His parting remark. "I am happy I got to talk about many things. Especially about 'Ilm' - nowadays, not many are interested religious matters... and yes, don't worry about your computer. It knows it has just been dealt with by a proper Pathan and will behave now. Just in case it gives any trouble, just remember Anwar!"


At the Thaltej crossing on the western edge of the city is a big building painted in a very dark shade of grey. A sombre looking colossal Siva sits in meditation next to it. The board 'Antim Dham' (~'final home') and a long chimney rising above declare the structure is an electric crematorium. The building has a big circular opening and above it is written: 'Prayer Hole' - an instance of the 'Cot-Coat' confusion, which forms a strange bond between Gujjus and Mallus. And elsewhere in the city, I saw an advertisement for 'apartments and *raw* houses".


(*) - Let me give here another instance of urban transport 'planning' from closer 'home'. The city in question is Bangalore - and its long-neglected satellite, Mysore. Not very long ago, a beautiful, tree-lined highway used to connect these cities. Then someone came up with the bright idea of widening the road and all those grand trees were promptly cut down. Then someone else(?) had a brighter idea and work began on an altogether separate expressway and this construction went on and on (probably it still is going on), with allegations flying thick and fast as to who among the local political and other bigwigs ate how much of the allocated funds.

And all along, the sole Bangalore-Mysore railway link has been a single track line with just about half a dozen trains running one way a day.
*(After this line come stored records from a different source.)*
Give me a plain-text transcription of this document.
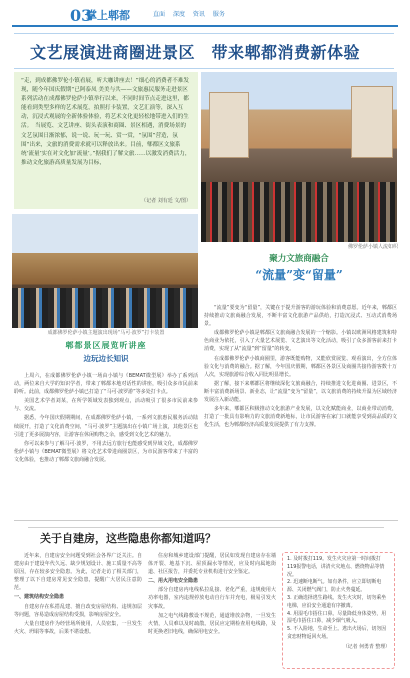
03
掌上郫都	直面 深度 资讯 服务
文艺展演进商圈进景区　带来郫都消费新体验

“走，到成都佛罗伦小镇看展，听大咖讲座去！”细心的消费者不难发现，随今年国庆假期“已阿泰凤 美美与共——文旅惠民服务走进景区系列活动在成都佛罗伦萨小镇举行以来，不同时间节点走进这里，都能看到类型多样的艺术展览，拍照打卡装置，文艺汇演等，深入互动，沉浸式观展的全新体验体验，将艺术文化更轻松地带进入们的生活。　当展览、文艺讲座、街头表演和商圈、景区相遇，消费场景的文艺氛围日渐浓郁，说一说、玩一玩、赏一赏，“氛围”营造，氛围“出来，文旅的消费需求就可以释放出来。目前，郫都区文旅系统‘流量’实在对文化加‘流量’。”据我们了解文旅……以激发消费活力，推动文化旅游高质量发展为目标，

（记者 刘有廷 文/图）
佛罗伦萨小镇人流如织
成都佛罗伦萨小镇主题演出现场“马可·波罗”打卡装置
聚力文旅商融合
“流量”变“留量”
郫都景区展览听讲座
边玩边长知识

上周六，在成都佛罗伦萨小镇一场由小镇与《BEMAT微型展》举办了系列活动，两位来自大学的知识学者，带来了郫都本地对话性的讲座，吸引众多市民前来聆听。此前，成都佛罗伦萨小镇已打造了“马可·波罗游”等多处打卡点。

美国艺术学者刘某，在所学领域发表独到观点，活动吸引了很多市民前来参与、交流。

据悉，今年国庆假期期间，在成都佛罗伦萨小镇，一系列文旅惠民服务活动陆续展开，打造了文化消费空间，“马可·波罗”主题演出在小镇广场上演，其他景区也引进了更多展演内容，让游客在休闲购物之余，感受到文化艺术的魅力。

你可以来参与了解马可·波罗，不用去远方旅行也能感受到异域文化，成都佛罗伦萨小镇与《BEMAT微型展》将文化艺术带进商圈景区，为市民游客带来了丰富的文化体验，也推动了郫都文旅商融合发展。

“流量”要变为“留量”，关键在于提升游客的游玩体验和消费意愿。近年来，郫都区持续推动文旅商融合发展，不断丰富文化旅游产品供给，打造沉浸式、互动式消费场景。

成都佛罗伦萨小镇是郫都区文旅商融合发展的一个缩影。小镇以欧洲风格建筑和特色商业为依托，引入了大量艺术展览、文艺演出等文化活动，吸引了众多游客前来打卡消费，实现了从“流量”到“留量”的转变。

在成都佛罗伦萨小镇商圈里，游客既能购物，又能欣赏展览、观看演出，全方位体验文化与消费的融合。据了解，今年国庆假期，郫都区各景区及商圈共接待游客数十万人次，实现旅游综合收入同比明显增长。

据了解，接下来郫都区将继续深化文旅商融合，持续推进文化进商圈、进景区，不断丰富消费新场景、新业态，让“流量”变为“留量”，以文旅消费的持续升温为区域经济发展注入新动能。

多年来，郫都区积极推动文化旅游产业发展，以文化赋能商业，以商业带动消费，打造了一批具有影响力的文旅消费新地标，让市民游客在家门口就能享受到高品质的文化生活，也为郫都经济高质量发展提供了有力支撑。

关于自建房，这些隐患你都知道吗？

近年来，自建房安全问题受到社会各界广泛关注。自建房由于建设年代久远、缺少规划设计、施工质量不高等原因，存在较多安全隐患。为此，记者走访了相关部门，整理了以下自建房常见安全隐患，提醒广大居民注意防范。

一、建筑结构安全隐患

自建房存在私搭乱建、擅自改变房屋结构、违规加层等问题，容易造成房屋结构受损，影响房屋安全。

大量自建房作为经营场所使用，人员密集，一旦发生火灾、坍塌等事故，后果不堪设想。

住房和城乡建设部门提醒，居民如发现自建房存在墙体开裂、地基下沉、屋顶漏水等情况，应及时向属地街道、社区报告，并委托专业机构进行安全鉴定。

二、用火用电安全隐患

部分自建房内电线私拉乱接、老化严重，违规使用大功率电器，室内违规停放电动自行车并充电，极易引发火灾事故。

加之电气线路敷设不规范，通道堆放杂物，一旦发生火情，人员难以及时疏散。居民应定期检查用电线路，及时更换老旧电线，确保用电安全。

1. 及时拨打119。发生火灾应第一时间拨打119报警电话，讲清火灾地点、燃烧物品等情况。

2. 迅速断电断气。如有条件，应立即切断电源、关闭燃气阀门，防止火势蔓延。

3. 正确选择逃生路线。发生火灾时，切勿乘坐电梯，应沿安全通道有序撤离。

4. 用湿毛巾捂住口鼻。尽量降低身体姿势，用湿毛巾捂住口鼻，减少烟气吸入。

5. 不入险地，生命至上。逃出火场后，切勿因贪恋财物返回火场。

（记者 何勇青 整理）
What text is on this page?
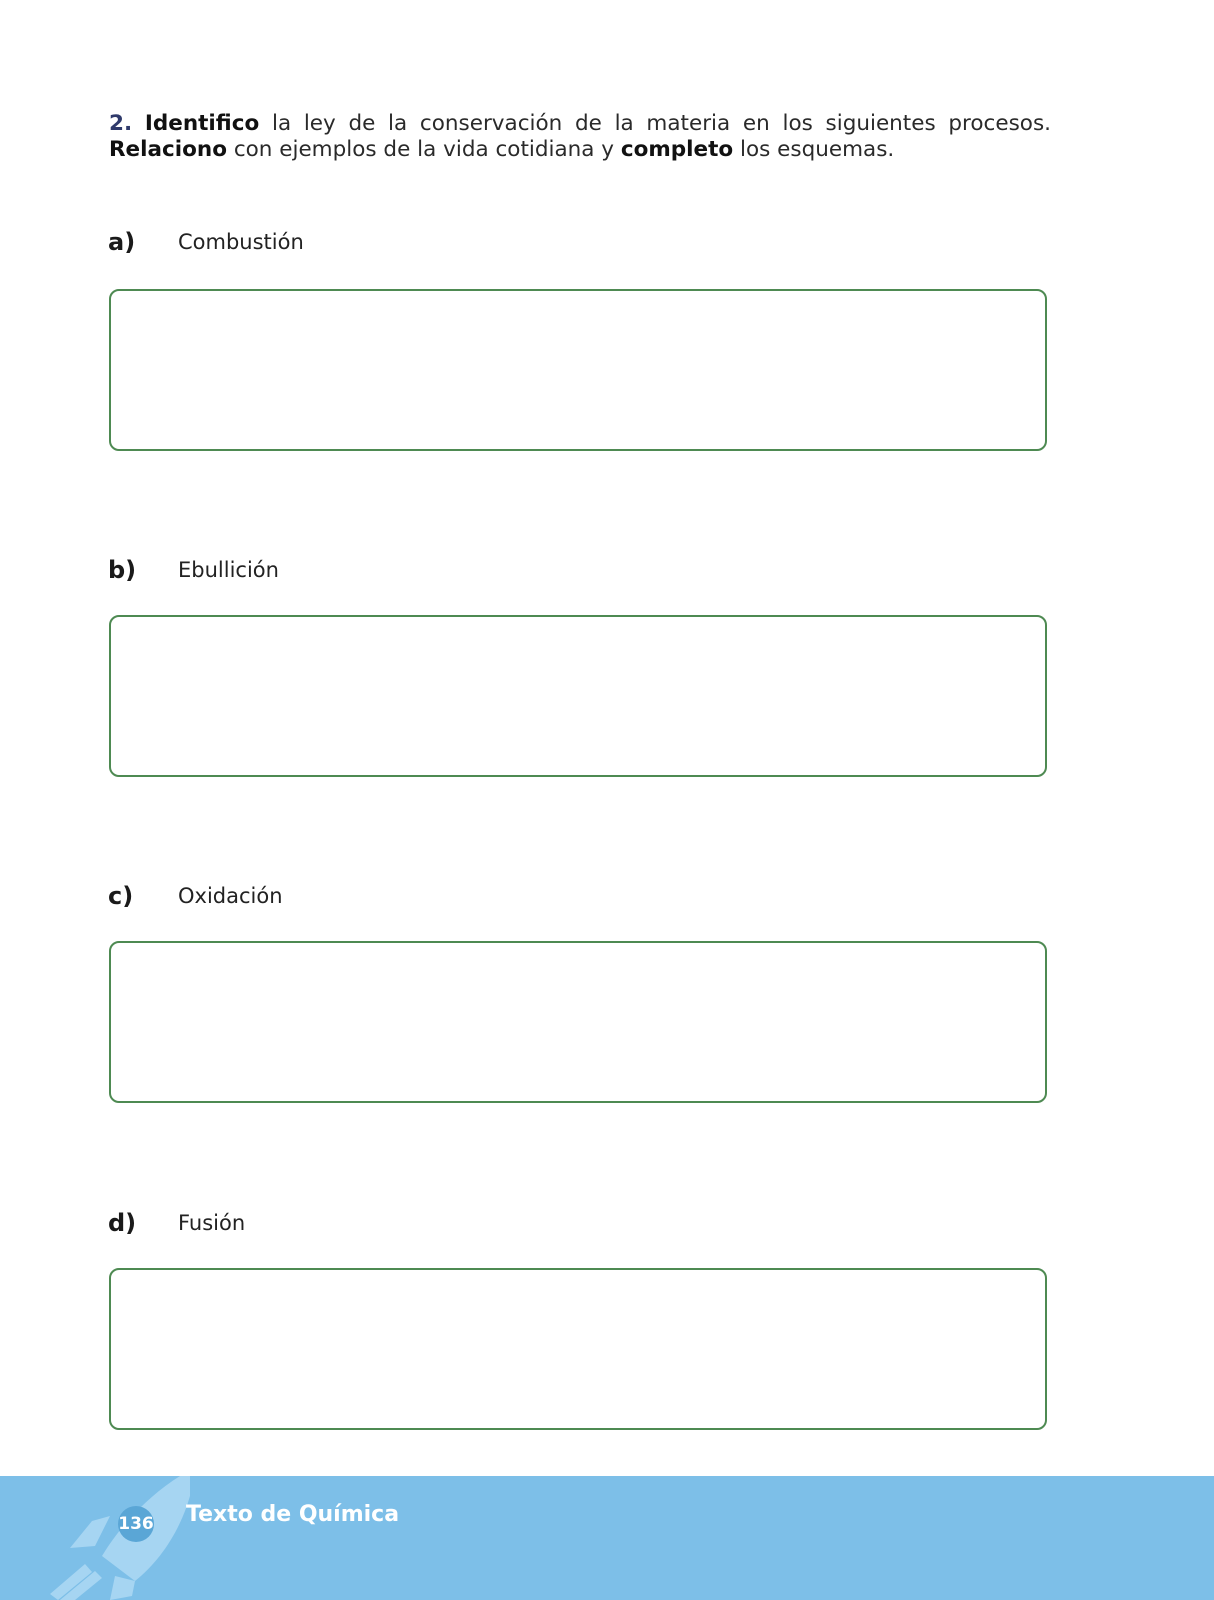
2. Identifico la ley de la conservación de la materia en los siguientes procesos. Relaciono con ejemplos de la vida cotidiana y completo los esquemas.
a) Combustión
b) Ebullición
c) Oxidación
d) Fusión
136 Texto de Química
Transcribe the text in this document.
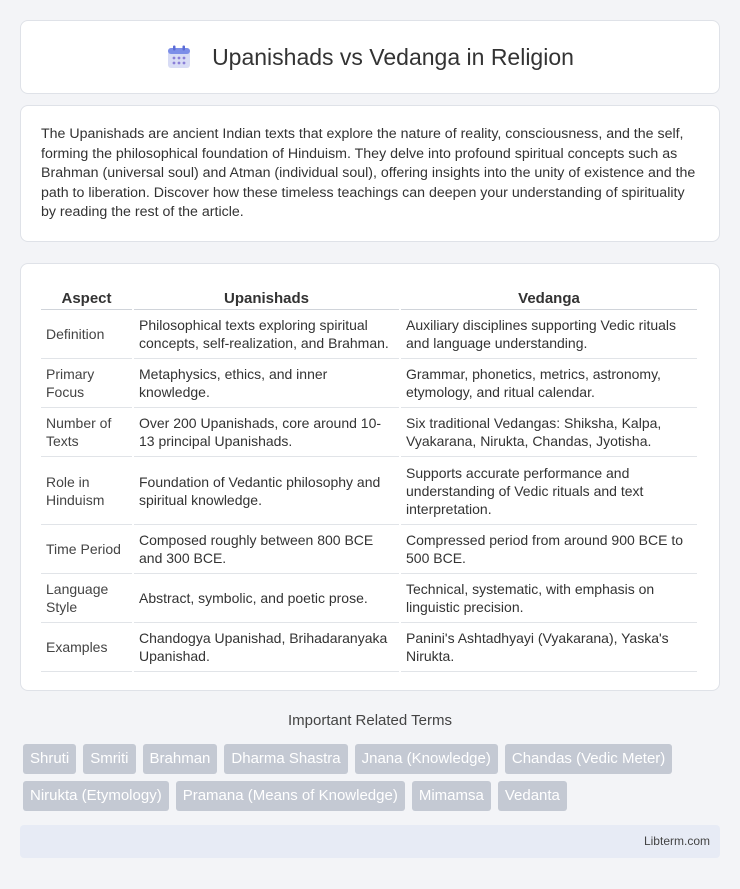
Upanishads vs Vedanga in Religion

The Upanishads are ancient Indian texts that explore the nature of reality, consciousness, and the self, forming the philosophical foundation of Hinduism. They delve into profound spiritual concepts such as Brahman (universal soul) and Atman (individual soul), offering insights into the unity of existence and the path to liberation. Discover how these timeless teachings can deepen your understanding of spirituality by reading the rest of the article.

Aspect	Upanishads	Vedanga
Definition	Philosophical texts exploring spiritual concepts, self-realization, and Brahman.	Auxiliary disciplines supporting Vedic rituals and language understanding.
Primary Focus	Metaphysics, ethics, and inner knowledge.	Grammar, phonetics, metrics, astronomy, etymology, and ritual calendar.
Number of Texts	Over 200 Upanishads, core around 10-13 principal Upanishads.	Six traditional Vedangas: Shiksha, Kalpa, Vyakarana, Nirukta, Chandas, Jyotisha.
Role in Hinduism	Foundation of Vedantic philosophy and spiritual knowledge.	Supports accurate performance and understanding of Vedic rituals and text interpretation.
Time Period	Composed roughly between 800 BCE and 300 BCE.	Compressed period from around 900 BCE to 500 BCE.
Language Style	Abstract, symbolic, and poetic prose.	Technical, systematic, with emphasis on linguistic precision.
Examples	Chandogya Upanishad, Brihadaranyaka Upanishad.	Panini's Ashtadhyayi (Vyakarana), Yaska's Nirukta.
Important Related Terms
Shruti	Smriti	Brahman	Dharma Shastra	Jnana (Knowledge)	Chandas (Vedic Meter)
Nirukta (Etymology)	Pramana (Means of Knowledge)	Mimamsa	Vedanta
Libterm.com
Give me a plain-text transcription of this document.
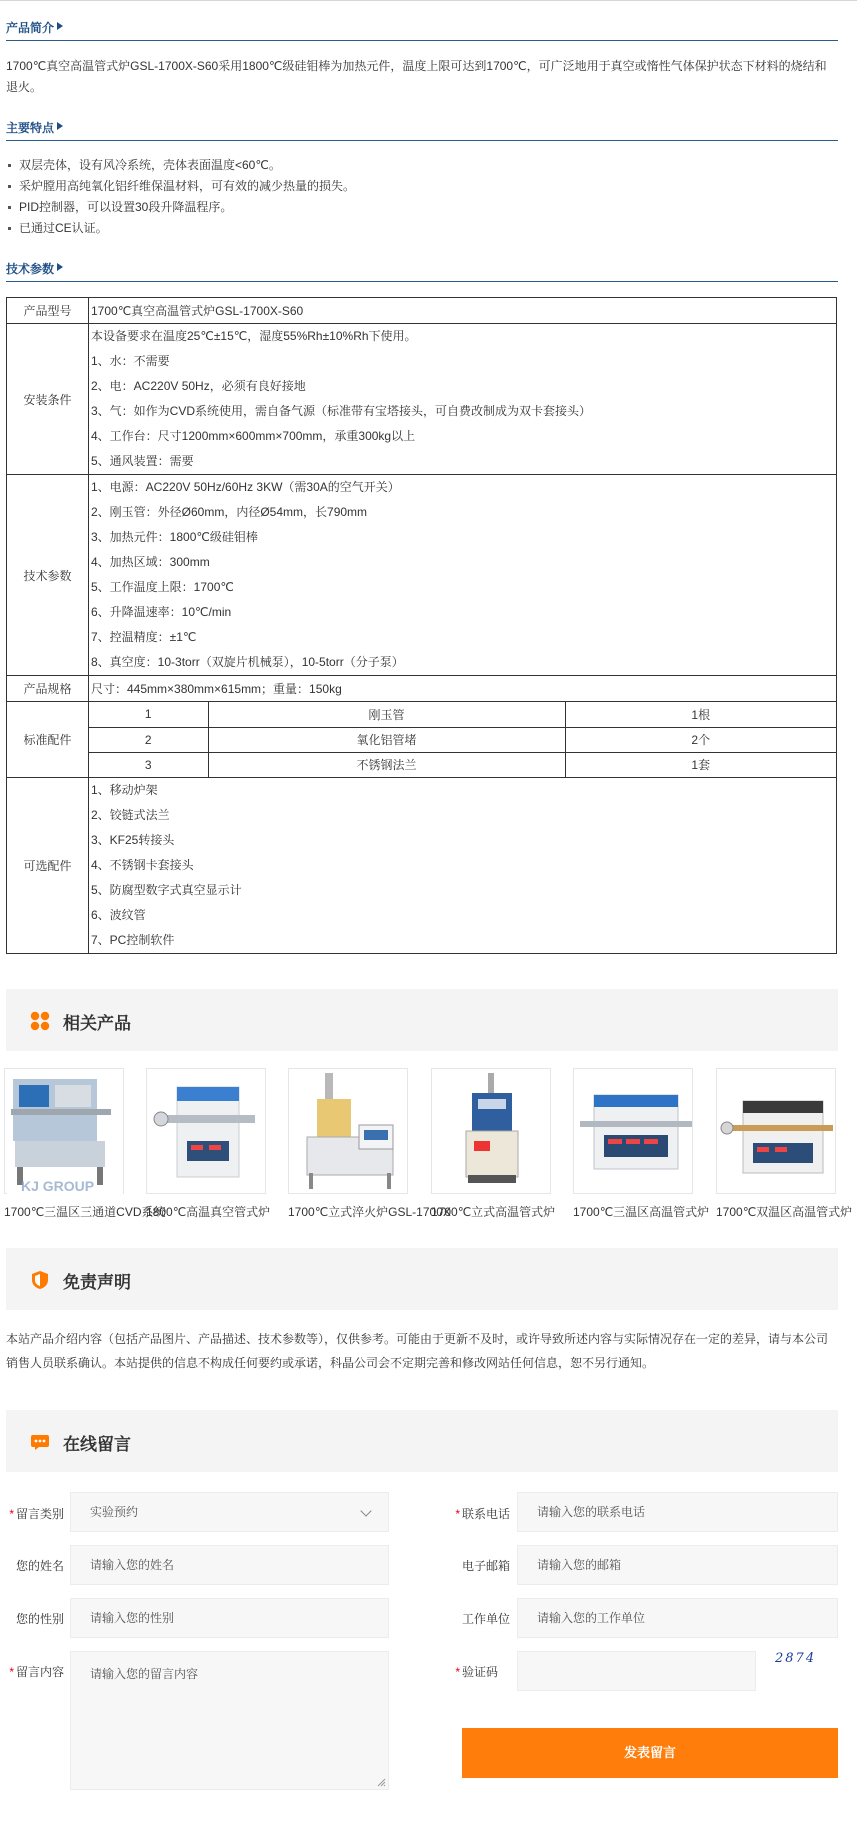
产品简介
1700℃真空高温管式炉GSL-1700X-S60采用1800℃级硅钼棒为加热元件，温度上限可达到1700℃，可广泛地用于真空或惰性气体保护状态下材料的烧结和退火。
主要特点
双层壳体，设有风冷系统，壳体表面温度<60℃。
采炉膛用高纯氧化铝纤维保温材料，可有效的减少热量的损失。
PID控制器，可以设置30段升降温程序。
已通过CE认证。
技术参数
产品型号	1700℃真空高温管式炉GSL-1700X-S60
安装条件	
本设备要求在温度25℃±15℃，湿度55%Rh±10%Rh下使用。
1、水：不需要
2、电：AC220V 50Hz，必须有良好接地
3、气：如作为CVD系统使用，需自备气源（标准带有宝塔接头，可自费改制成为双卡套接头）
4、工作台：尺寸1200mm×600mm×700mm，承重300kg以上
5、通风装置：需要

技术参数	
1、电源：AC220V 50Hz/60Hz 3KW（需30A的空气开关）
2、刚玉管：外径Ø60mm，内径Ø54mm，长790mm
3、加热元件：1800℃级硅钼棒
4、加热区域：300mm
5、工作温度上限：1700℃
6、升降温速率：10℃/min
7、控温精度：±1℃
8、真空度：10-3torr（双旋片机械泵），10-5torr（分子泵）

产品规格	尺寸：445mm×380mm×615mm；重量：150kg
标准配件	
1	刚玉管	1根
2	氧化铝管堵	2个
3	不锈钢法兰	1套

可选配件	
1、移动炉架
2、铰链式法兰
3、KF25转接头
4、不锈钢卡套接头
5、防腐型数字式真空显示计
6、波纹管
7、PC控制软件
相关产品
KJ GROUP
1700℃三温区三通道CVD系统
1800℃高温真空管式炉 1700℃立式淬火炉GSL-1700X
1700℃立式高温管式炉 1700℃三温区高温管式炉 1700℃双温区高温管式炉
免责声明
本站产品介绍内容（包括产品图片、产品描述、技术参数等），仅供参考。可能由于更新不及时，或许导致所述内容与实际情况存在一定的差异，请与本公司销售人员联系确认。本站提供的信息不构成任何要约或承诺，科晶公司会不定期完善和修改网站任何信息，恕不另行通知。
在线留言
* 留言类别	实验预约
您的姓名	请输入您的姓名
您的性别	请输入您的性别
* 留言内容	请输入您的留言内容
* 联系电话	请输入您的联系电话
电子邮箱	请输入您的邮箱
工作单位	请输入您的工作单位
* 验证码
2874
发表留言
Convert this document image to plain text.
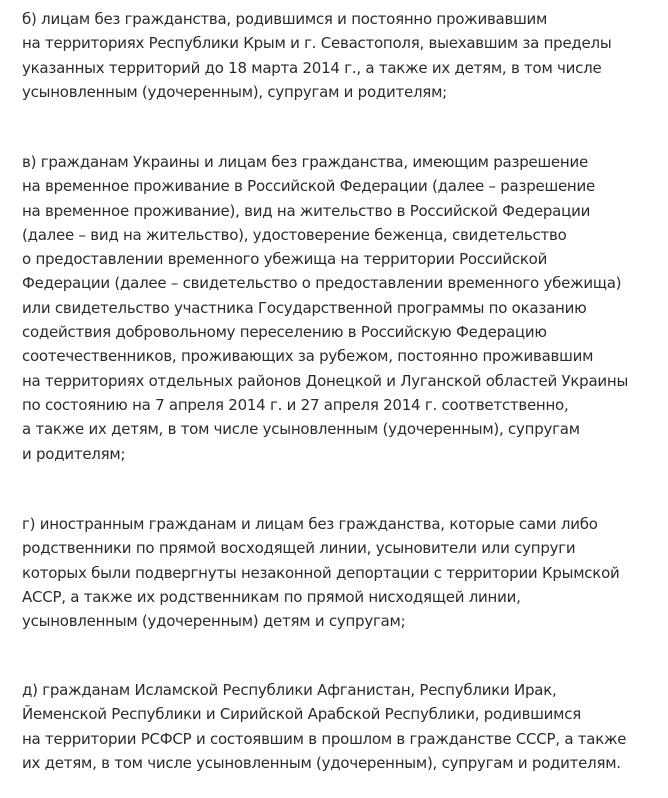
б) лицам без гражданства, родившимся и постоянно проживавшим
на территориях Республики Крым и г. Севастополя, выехавшим за пределы
указанных территорий до 18 марта 2014 г., а также их детям, в том числе
усыновленным (удочеренным), супругам и родителям;
в) гражданам Украины и лицам без гражданства, имеющим разрешение
на временное проживание в Российской Федерации (далее – разрешение
на временное проживание), вид на жительство в Российской Федерации
(далее – вид на жительство), удостоверение беженца, свидетельство
о предоставлении временного убежища на территории Российской
Федерации (далее – свидетельство о предоставлении временного убежища)
или свидетельство участника Государственной программы по оказанию
содействия добровольному переселению в Российскую Федерацию
соотечественников, проживающих за рубежом, постоянно проживавшим
на территориях отдельных районов Донецкой и Луганской областей Украины
по состоянию на 7 апреля 2014 г. и 27 апреля 2014 г. соответственно,
а также их детям, в том числе усыновленным (удочеренным), супругам
и родителям;
г) иностранным гражданам и лицам без гражданства, которые сами либо
родственники по прямой восходящей линии, усыновители или супруги
которых были подвергнуты незаконной депортации с территории Крымской
АССР, а также их родственникам по прямой нисходящей линии,
усыновленным (удочеренным) детям и супругам;
д) гражданам Исламской Республики Афганистан, Республики Ирак,
Йеменской Республики и Сирийской Арабской Республики, родившимся
на территории РСФСР и состоявшим в прошлом в гражданстве СССР, а также
их детям, в том числе усыновленным (удочеренным), супругам и родителям.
No question whatever of 'locals' (which would have made daily commute an easy and dirt-cheap possibility) and stuff!

(**) - Wikipedia says: the legendary Keralan king Cheraman Perumal, reputedly one of the first Indian Muslims, witnessed this miracle while enjoying a moonlit night atop his palace (in Kerala). The celestial phenomenon made such an impact on Perumal that he immediately left his kingdom and went searching for an explanation - and the journey took him all the way to Arabia where he was received into the then new religion of Islam.


  • At 1:46 AM, Blogger Anurag said…

    Very interesting pieces, Nandu. How are you? What are you doing in AHD?

    Take care.

  • At 7:13 AM, Blogger R.Nandakumar said…

    thanks anurag, for the appreciation.

    a partial answer to your queries in the next post :)

    and the rest of the answer is that geometry remains a .... hmm preoccupation?